While eurozone inflation came in a touch firmer than expected in January, German Bunds made significant gains Monday as markets reacted to United States President Donald Trump's tariff plans, said Daiwa Capital Markets.
Gilts also made gains on a quiet day for top-tier United Kingdom economic news, noted the bank.
With no top-tier eurozone data scheduled for release on Tuesday, the focus will no doubt remain on U.S. trade policy, stated Daiwa. European Central Bank Chief Economist Philip Lane's fireside chat at the Peterson Institute for International Economics will be watched for insights into the potential impact of U.S. tariffs on the eurozone economic outlook and how the ECB might respond.
In terms of the inflation outlook, the focus will also be on the ECB's forward-looking wage tracker data, which will likely point to slowing wage growth and as such fading inflationary pressures, in line with the Governing Council's expectations, pointed out the bank.

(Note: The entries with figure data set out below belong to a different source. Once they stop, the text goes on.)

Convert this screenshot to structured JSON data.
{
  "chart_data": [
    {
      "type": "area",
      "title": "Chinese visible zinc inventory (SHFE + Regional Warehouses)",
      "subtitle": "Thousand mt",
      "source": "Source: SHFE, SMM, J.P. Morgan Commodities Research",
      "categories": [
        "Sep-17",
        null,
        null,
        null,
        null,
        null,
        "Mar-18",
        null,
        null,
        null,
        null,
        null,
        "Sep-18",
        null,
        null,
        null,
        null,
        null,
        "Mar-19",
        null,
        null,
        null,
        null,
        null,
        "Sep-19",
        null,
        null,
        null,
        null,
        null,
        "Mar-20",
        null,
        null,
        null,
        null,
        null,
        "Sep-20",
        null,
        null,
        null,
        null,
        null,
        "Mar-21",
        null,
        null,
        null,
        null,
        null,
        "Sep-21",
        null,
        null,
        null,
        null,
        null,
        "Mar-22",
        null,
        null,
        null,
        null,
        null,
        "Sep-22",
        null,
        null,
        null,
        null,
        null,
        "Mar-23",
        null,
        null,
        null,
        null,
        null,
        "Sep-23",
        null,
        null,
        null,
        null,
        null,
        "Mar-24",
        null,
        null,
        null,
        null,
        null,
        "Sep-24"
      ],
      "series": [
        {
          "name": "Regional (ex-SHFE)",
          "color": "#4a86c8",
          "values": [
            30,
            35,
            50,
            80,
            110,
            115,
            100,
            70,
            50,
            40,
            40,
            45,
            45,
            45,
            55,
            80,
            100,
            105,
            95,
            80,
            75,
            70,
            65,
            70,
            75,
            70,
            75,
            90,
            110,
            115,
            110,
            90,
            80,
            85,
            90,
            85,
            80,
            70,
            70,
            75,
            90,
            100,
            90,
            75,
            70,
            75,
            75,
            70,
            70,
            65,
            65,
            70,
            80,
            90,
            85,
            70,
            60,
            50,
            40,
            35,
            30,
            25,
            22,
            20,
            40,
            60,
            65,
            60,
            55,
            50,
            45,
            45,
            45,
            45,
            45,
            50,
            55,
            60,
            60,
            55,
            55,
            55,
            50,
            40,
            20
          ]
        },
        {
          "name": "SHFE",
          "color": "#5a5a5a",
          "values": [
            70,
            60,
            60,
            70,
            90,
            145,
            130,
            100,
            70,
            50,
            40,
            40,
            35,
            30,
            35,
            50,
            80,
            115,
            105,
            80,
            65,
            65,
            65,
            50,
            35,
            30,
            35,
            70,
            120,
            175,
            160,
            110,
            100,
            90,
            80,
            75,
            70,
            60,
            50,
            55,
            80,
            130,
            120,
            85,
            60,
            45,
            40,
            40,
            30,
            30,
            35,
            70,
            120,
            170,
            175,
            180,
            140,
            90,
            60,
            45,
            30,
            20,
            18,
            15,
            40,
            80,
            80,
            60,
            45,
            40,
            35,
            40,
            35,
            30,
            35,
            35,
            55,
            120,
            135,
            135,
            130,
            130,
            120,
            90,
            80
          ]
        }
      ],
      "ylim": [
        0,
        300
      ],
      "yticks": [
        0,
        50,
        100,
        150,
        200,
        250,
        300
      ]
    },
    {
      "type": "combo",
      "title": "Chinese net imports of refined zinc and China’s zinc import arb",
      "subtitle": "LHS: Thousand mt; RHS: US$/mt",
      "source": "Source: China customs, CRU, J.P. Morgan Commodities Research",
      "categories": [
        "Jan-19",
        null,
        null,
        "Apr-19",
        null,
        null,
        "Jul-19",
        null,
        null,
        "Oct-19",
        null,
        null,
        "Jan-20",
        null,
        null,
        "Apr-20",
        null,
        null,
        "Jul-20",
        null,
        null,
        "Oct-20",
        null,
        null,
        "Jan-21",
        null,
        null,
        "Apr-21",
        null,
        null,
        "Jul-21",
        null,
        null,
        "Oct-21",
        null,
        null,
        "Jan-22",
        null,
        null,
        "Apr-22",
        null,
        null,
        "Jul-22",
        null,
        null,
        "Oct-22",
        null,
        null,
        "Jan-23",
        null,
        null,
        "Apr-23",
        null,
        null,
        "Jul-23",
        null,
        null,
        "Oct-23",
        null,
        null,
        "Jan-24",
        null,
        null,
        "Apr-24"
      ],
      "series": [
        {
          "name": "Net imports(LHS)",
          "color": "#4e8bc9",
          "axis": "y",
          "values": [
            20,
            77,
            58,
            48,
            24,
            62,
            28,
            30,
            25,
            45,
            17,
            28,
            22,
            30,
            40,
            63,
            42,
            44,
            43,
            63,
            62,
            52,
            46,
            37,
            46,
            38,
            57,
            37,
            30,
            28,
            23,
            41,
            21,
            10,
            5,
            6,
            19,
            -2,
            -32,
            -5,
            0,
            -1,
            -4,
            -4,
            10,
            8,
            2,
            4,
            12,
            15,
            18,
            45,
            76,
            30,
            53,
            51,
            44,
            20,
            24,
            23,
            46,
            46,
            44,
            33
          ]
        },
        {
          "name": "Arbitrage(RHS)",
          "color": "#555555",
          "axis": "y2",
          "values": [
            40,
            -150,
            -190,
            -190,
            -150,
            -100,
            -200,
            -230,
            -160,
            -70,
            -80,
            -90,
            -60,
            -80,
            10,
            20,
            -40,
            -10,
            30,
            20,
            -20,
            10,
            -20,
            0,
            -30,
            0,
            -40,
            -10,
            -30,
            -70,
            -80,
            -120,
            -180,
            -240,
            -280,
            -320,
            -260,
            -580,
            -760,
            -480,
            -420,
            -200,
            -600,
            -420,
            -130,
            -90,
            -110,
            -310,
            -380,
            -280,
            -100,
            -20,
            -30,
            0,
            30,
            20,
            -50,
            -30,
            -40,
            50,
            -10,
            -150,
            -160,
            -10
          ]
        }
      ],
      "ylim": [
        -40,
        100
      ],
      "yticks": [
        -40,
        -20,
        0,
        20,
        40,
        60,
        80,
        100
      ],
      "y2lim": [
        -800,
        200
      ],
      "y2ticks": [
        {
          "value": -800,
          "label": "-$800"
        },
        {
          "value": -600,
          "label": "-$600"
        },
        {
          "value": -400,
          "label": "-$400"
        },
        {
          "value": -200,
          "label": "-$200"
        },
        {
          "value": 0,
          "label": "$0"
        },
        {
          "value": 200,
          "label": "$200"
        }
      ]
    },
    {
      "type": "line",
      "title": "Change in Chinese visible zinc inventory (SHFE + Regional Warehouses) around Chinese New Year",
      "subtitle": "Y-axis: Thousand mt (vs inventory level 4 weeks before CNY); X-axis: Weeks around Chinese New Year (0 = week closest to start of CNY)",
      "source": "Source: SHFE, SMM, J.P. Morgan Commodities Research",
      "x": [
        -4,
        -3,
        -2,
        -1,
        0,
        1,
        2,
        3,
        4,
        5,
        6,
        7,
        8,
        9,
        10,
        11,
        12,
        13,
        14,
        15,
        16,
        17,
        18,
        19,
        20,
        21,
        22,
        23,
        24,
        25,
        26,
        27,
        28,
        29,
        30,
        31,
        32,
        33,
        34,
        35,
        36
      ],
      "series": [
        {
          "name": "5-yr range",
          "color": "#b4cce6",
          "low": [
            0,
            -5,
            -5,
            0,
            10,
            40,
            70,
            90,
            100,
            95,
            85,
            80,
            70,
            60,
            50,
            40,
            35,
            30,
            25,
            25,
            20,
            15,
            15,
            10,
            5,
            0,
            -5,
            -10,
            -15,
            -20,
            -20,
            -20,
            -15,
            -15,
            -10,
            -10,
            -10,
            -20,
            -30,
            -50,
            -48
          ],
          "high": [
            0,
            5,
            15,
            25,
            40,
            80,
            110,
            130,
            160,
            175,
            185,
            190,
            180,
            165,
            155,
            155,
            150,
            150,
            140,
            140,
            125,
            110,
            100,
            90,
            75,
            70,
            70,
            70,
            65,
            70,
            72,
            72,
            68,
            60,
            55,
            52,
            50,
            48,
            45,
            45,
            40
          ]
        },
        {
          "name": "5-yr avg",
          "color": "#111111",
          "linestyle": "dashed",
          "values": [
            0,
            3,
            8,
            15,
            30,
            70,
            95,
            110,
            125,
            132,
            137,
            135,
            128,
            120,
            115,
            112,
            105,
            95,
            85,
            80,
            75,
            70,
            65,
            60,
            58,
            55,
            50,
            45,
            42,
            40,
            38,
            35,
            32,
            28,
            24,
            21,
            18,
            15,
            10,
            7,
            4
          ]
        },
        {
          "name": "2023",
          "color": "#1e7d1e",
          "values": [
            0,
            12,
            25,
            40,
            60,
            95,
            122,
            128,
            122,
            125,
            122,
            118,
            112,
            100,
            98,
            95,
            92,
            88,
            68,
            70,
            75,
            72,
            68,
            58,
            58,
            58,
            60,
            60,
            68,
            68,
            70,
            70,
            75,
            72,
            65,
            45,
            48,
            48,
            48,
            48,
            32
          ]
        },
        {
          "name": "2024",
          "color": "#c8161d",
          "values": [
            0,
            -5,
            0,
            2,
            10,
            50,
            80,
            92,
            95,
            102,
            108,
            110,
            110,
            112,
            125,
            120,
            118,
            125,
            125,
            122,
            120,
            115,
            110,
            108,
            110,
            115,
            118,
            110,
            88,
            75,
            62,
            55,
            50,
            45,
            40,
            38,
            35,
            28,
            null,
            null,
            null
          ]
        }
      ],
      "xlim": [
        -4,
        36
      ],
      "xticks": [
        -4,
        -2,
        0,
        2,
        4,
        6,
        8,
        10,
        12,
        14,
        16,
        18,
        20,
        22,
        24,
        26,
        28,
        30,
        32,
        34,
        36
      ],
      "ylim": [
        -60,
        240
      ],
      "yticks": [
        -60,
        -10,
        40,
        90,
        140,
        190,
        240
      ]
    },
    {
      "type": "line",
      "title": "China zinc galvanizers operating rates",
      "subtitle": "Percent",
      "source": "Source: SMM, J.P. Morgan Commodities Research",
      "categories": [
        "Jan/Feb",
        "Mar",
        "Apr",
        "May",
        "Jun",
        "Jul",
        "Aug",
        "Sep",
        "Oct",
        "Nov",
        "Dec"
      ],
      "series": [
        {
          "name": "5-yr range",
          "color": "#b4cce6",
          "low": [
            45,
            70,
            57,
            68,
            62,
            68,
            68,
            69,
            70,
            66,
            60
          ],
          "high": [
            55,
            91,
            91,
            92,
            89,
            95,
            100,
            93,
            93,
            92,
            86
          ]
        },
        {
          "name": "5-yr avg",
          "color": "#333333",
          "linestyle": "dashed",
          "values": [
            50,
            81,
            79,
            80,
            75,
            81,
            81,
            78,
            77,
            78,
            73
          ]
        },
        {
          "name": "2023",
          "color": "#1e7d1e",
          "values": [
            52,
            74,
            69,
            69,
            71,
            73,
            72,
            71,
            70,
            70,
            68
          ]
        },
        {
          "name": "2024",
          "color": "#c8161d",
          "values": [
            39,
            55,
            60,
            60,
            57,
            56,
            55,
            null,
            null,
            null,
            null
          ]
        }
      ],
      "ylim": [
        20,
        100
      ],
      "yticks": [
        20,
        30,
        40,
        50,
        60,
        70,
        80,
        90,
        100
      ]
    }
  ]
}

Wednesday will also bring an update on factory pipeline pressures, with higher energy prices expected to have driven an increase in eurozone producer prices (PPI) in December. However, headline PPI inflation will remain slightly in negative territory.
Meanwhile, the final composite and services PMIs for January also on Wednesday are expected to broadly align with their flash estimates. While still consistent with stagnating growth, the flash release encouragingly recorded the highest composite PMI for the eurozone in five months, up 0.6pt to 50.2. A modest upwards revision in Monday's final manufacturing output index -- up 0.3pt to a still-contractionary 47.1 -- raises scope for a further modest improvement. Finally, French industrial production figures for December are also due on Wednesday.
Ahead of Thursday's Bank of England monetary policy announcement, it should be a relatively quiet couple of days for the UK news flow, with just Wednesday's release of the final composite and services PMIs for January of note, according to Daiwa.
The final PMIs are expected to broadly align with the flash estimates which, despite not being as weak as initially feared, suggested that the composite output index -- up 0.5pt to 50.9 -- remained largely consistent with ongoing stagnation at the start of the year. With the survey likely to underscore that underlying demand remains weak and labor market conditions are deteriorating Wednesday's release should lend support to a 25bps cut in Bank Rate on Thursday.